For $\alpha \in \mathbb{R}$ define $f:\mathbb{R} \longrightarrow \mathbb{R}$ as:
$ \begin{cases} 0 & \text{if } x=0 \\ |x|^\alpha sin(\frac{1}{x})& \text{if } x \ne0 \\ \end{cases} $
For the first three parts, state (by proving), the values of $\alpha$ for which:
$(a)$ $f$ is continuous at $0$
$(b)$ $f$ is differentiable at $0$
$(c)$ $f$ is continuously differentiable at $0$ (differentiable with the derivative continuous at $0$)
Clearly show detailed working and mention any theorems you use.
A solution I found is as follows:
$(a)$ $lim_{x\rightarrow 0} f(x)=f(0) =0$. Therefore, $f$ is continuous $\forall \alpha >0$
$(b)$ Let $\phi(x)=\frac{f(x)-f(0)}{x-0}=\frac{f(x)}{x}=\frac{x^{\alpha}sin(\frac{1}{x})}{x}$
$\phi(x)=|x|^{\alpha-1}sin(\frac{1}{x})$
Hence, $f$ is differentiable if $\alpha -1>0; \alpha>1$
$(c)$ $f$ is differentiable and its derivative is continuous if $\alpha>2$
It claims to be a complete solution but I am not sure whether it is complete and rigorous. Any help with explanation and verification would be appreciated.
We know that $\lim_{x\to 0}|x|^\alpha$ exists iff $\alpha>0$ and then limit is $0$.

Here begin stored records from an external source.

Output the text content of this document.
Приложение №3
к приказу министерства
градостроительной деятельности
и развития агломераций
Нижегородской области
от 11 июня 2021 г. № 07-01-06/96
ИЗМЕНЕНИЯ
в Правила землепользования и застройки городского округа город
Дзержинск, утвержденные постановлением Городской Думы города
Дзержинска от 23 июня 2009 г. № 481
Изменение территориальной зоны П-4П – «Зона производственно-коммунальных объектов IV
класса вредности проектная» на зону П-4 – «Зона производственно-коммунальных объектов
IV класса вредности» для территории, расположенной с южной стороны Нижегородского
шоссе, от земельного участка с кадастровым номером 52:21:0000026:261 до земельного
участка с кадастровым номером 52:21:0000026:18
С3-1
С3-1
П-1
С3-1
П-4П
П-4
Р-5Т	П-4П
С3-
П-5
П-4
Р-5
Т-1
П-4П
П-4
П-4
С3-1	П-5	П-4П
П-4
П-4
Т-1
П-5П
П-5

$\left||x|^\alpha sin(\frac{1}{x})\right|\le|x|^\alpha $, for all $ x\ne0$. $\implies \lim_{x\to 0}\left||x|^\alpha sin(\frac{1}{x})\right|\le\lim_{x\to 0}|x|^\alpha=0$ for $\alpha>0$
$\left||x|^\alpha cos(\frac{1}{x})\right|\le|x|^\alpha $, for all $ x\ne0$. $\implies \lim_{x\to 0}\left||x|^\alpha cos(\frac{1}{x})\right|\le\lim_{x\to 0}|x|^\alpha=0$ for $\alpha>0$
So for $\alpha>0$ $$ \lim_{x\to 0}f(x)=\lim_{x\to 0}|x|^\alpha sin(\frac{1}{x})=0 $$Hence f is continuous at $0$. If you take $\alpha<0$ take the sequence {$f(\frac{2}{n\pi})$} this unbounded hence $\lim_{x\to 0}f(x)$ doesn't exist.
This answers (a).
In the similar way also try to prove the same thing for $g(x)=\begin{cases} 0 & \text{if } x=0 \\\\ |x|^\alpha cos(\frac{1}{x})& \text{if } x \ne0 \\ \end{cases}$
For (b) is direct application of (a).
$\phi(x)=\frac{f(x)-f(0)}{x-0}=\frac{f(x)}{x}=\frac{x^{\alpha}sin(\frac{1}{x})}{x}=|x|^{\alpha-1}sin(\frac{1}{x}),\forall x>0$
$\phi(x)=\frac{f(x)-f(0)}{x-0}=\frac{f(x)}{x}=\frac{|x|^{\alpha}sin(\frac{1}{x})}{x}=-|x|^{\alpha-1}sin(\frac{1}{x}),\forall x<0$
For (c) I need to show $$\lim_{x\to 0}f'(x)=f'(0)=0$$ By chain rule you have $$f'(x)=\alpha x^{\alpha-1}\cdot \sin(\frac{1}{x})-x^{\alpha}\left(\frac{-1}{x^2}\right)\cos\left(\frac{1}{x}\right)=\alpha x^{\alpha-1}sin(\frac{1}{x})+x^{\alpha-2}cos(\frac{1}{x}) \text{, for } x>0$$ so $\lim_{x\to 0+} f'(x)$ exists iff $\alpha-2>0$. and if this limit exists it is equal to $0$.
Now observe $f$ is an odd function (ie $f(-x)=-f(x)$). Then you have $f'(-x)=-f'(x)\implies\lim_{x\to 0-} f'(x)=\lim_{x\to 0+}f'(-x)=\lim_{x\to 0+}-(f'(x))=0$
So you have $$\lim_{x\to 0}f'(x)=f'(0)=0$$.